Hinsichtlich der Unterweisung muss grundsätzlich beachtet werden, dass computerunterstützte (digitale) Unterweisungen, zu denen auch jene mit VR-Simulationen zählen, nur als wiederkehrende allgemeine Unterweisungen sowie als ergänzendes Element zur persönlichen Unterweisung geeignet sind, nicht jedoch für Erstunterweisungen.

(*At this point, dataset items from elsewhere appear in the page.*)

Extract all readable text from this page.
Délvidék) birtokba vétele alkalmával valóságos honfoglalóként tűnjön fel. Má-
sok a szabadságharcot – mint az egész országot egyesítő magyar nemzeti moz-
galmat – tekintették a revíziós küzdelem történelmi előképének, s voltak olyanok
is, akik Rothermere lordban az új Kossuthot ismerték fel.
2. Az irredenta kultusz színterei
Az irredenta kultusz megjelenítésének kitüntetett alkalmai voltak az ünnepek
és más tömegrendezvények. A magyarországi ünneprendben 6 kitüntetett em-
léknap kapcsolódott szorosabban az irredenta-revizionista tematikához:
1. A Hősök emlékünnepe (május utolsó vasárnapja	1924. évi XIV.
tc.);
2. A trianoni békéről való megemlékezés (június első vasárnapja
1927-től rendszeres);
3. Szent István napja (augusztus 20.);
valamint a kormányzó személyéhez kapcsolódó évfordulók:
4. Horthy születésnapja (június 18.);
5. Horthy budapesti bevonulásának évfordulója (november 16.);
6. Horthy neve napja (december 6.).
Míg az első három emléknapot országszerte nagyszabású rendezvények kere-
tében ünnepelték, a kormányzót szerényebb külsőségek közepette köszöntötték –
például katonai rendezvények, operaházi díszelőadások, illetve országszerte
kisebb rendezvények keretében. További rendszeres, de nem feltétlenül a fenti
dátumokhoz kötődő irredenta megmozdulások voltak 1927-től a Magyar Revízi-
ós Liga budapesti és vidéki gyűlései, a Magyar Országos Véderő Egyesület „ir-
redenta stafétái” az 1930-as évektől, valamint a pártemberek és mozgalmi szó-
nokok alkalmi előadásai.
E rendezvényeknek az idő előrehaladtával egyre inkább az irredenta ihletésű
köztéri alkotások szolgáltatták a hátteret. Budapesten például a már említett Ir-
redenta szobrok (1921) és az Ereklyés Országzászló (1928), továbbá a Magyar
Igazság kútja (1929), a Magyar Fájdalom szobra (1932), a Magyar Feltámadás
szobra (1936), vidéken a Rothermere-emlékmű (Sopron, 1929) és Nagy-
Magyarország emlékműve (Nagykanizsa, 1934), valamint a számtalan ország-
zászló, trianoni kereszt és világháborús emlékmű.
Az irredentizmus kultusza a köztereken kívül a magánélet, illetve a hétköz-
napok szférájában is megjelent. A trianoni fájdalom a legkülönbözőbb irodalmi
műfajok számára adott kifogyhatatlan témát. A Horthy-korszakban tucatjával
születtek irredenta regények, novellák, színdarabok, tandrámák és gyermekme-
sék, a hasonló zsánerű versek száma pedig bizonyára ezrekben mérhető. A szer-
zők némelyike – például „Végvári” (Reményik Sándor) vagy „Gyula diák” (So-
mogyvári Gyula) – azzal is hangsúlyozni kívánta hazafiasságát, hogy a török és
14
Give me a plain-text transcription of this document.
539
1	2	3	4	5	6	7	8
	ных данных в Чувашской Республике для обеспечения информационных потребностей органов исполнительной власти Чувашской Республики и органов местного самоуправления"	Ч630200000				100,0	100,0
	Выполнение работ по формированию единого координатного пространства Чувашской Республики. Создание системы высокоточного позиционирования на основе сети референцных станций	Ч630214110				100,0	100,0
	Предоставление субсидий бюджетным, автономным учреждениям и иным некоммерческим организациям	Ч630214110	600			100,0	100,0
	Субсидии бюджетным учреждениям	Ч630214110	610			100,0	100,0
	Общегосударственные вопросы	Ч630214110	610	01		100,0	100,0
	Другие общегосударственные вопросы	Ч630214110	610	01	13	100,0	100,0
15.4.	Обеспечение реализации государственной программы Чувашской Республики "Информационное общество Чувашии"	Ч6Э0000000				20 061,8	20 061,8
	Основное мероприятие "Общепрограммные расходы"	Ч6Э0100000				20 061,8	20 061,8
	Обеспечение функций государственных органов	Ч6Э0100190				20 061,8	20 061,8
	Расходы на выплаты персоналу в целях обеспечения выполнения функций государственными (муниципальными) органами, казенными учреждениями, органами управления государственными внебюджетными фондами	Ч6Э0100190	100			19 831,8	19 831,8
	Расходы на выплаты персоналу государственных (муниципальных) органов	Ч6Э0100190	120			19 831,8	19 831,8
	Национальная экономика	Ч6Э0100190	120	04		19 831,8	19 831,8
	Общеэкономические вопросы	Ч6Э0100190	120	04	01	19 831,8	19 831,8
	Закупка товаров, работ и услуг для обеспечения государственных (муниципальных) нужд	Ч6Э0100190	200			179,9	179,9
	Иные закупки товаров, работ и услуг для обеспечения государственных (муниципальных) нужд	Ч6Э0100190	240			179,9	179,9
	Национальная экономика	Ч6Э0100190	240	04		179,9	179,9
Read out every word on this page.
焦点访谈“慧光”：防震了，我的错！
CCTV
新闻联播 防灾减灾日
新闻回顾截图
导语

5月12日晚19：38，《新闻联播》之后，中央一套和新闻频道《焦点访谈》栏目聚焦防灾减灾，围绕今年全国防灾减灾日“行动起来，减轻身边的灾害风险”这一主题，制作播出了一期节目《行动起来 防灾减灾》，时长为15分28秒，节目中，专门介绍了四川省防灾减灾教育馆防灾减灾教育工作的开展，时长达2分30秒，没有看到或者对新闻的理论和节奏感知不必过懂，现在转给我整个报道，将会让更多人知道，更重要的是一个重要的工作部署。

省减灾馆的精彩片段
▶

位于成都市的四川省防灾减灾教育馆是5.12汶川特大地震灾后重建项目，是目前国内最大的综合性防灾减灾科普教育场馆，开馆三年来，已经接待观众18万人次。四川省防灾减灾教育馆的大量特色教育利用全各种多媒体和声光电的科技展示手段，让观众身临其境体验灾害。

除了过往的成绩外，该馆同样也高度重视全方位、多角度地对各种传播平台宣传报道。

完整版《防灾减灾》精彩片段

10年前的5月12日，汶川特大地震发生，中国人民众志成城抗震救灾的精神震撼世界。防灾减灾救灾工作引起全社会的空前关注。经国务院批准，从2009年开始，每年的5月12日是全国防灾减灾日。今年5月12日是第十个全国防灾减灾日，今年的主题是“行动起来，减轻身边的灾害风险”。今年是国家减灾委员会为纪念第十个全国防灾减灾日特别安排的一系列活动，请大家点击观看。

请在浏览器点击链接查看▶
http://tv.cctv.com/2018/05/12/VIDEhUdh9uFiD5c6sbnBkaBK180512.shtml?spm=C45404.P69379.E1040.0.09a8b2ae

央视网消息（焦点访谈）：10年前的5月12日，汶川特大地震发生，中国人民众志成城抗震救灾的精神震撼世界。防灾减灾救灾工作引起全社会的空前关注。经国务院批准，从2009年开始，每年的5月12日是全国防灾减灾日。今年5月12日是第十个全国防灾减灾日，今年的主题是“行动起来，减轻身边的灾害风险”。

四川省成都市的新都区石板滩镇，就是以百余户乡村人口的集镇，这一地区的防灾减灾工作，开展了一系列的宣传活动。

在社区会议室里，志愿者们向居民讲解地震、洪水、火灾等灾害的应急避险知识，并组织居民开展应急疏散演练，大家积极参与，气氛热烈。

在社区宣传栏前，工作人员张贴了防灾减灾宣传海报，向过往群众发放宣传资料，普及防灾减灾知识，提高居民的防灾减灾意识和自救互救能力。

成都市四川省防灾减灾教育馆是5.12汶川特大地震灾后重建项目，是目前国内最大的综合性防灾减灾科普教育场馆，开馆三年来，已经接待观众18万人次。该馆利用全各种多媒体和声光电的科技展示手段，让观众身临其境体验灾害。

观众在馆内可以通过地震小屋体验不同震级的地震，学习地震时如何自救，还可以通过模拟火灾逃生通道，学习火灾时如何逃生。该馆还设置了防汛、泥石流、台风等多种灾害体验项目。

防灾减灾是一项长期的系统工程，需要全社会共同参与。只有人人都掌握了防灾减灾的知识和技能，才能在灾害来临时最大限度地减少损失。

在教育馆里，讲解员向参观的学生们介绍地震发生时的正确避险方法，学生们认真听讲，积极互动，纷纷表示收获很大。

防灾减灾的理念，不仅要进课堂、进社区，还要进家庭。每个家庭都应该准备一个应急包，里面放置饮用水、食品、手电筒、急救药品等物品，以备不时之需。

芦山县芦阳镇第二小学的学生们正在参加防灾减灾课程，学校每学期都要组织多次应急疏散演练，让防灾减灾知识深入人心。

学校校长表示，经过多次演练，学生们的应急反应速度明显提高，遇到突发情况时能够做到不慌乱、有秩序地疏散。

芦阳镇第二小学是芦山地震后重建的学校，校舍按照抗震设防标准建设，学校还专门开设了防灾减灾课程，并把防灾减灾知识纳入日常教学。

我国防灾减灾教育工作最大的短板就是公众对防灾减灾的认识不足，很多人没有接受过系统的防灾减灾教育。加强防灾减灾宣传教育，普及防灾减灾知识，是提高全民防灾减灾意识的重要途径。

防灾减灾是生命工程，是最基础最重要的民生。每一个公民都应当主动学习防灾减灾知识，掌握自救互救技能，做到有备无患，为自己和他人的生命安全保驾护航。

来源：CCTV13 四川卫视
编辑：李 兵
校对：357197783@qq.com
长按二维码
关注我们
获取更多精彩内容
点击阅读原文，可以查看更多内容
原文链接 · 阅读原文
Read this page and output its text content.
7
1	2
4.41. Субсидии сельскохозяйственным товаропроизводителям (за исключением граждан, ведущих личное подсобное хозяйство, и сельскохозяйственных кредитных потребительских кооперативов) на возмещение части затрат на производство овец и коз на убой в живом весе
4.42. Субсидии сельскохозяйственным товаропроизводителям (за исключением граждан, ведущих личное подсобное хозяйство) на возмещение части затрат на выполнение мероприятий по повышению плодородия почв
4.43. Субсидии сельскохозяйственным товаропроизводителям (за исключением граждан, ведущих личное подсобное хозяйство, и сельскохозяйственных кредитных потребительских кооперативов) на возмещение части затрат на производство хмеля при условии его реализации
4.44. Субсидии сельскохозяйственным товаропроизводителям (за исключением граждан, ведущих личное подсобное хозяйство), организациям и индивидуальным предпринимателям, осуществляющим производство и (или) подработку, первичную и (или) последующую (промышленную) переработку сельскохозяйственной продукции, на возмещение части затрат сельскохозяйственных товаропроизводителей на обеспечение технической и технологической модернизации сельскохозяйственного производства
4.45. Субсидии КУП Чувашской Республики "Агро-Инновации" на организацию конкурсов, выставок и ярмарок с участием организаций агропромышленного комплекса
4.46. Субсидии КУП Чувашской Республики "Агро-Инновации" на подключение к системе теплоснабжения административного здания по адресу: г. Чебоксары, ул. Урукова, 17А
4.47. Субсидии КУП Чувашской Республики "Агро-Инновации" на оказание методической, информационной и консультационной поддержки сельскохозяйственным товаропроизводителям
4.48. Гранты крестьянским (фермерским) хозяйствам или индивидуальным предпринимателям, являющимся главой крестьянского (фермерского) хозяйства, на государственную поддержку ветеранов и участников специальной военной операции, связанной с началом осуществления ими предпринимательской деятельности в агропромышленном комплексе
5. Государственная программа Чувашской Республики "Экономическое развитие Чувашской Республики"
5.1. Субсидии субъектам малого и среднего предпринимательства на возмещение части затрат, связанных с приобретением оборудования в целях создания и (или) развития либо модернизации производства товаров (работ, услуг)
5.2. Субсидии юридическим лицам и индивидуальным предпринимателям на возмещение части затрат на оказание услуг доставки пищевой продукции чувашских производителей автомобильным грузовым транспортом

Bei ersten bzw. arbeitsplatzspezifischen Unterweisungen ist es wichtig, dass auf den individuellen Kenntnisstand eingegangen wird, Fragen der Unterwiesenen beantwortet sowie etwaige Missverständnisse ausgeräumt werden, und dass eine Überprüfung stattfindet, ob die Unterweisung verstanden worden ist. Das ist nur in persönlichem Kontakt möglich. Dies regelt unter anderem ein Erlass des Zentral-Arbeitsinspektorats zur „elektronischen Unterweisung“.

Elektronische Unterweisung

Laut einem Erlass des Arbeitsinspektorats aus dem Jahr 2010 ist für die erste Unterweisung bei einer neuen Tätigkeit die elektronische Unterweisung nicht ausreichend. Die persönliche Unterweisung vor Ort, zum Beispiel an Maschinen oder Fahrzeugen, darf nicht wegfallen. Auch wiederkehrende arbeitsplatzspezifische Unterweisungen dürfen nicht rein elektronisch erfolgen. Genauere Informationen dazu finden Sie im Artikel „Unter­weisung – geht das auch digital?“ auf unserem AUVA-Blog unter: sichereswissen.info/unterweisung-digital/

Zusammenfassung

Schulungen für Staplerfahrer:innen lassen sich durch Stapler-Simulatoren und virtuelle Trainingstools sinnvoll ergänzen. Sie ermöglichen eine gefahrlose „Spielwiese“. Eine VR-Brille, originale Stapler-Bedienelemente und ein Fahrerplatz, der die Bewegungen des virtuellen Fahrzeugs simuliert, können ein authentisches Fahrerlebnis vermitteln. Wichtig zu beachten bleiben die gesetzlichen Einschränkungen zur elektronischen Unterweisung gemäß dem Erlass des Zentral-Arbeitsinspektorats.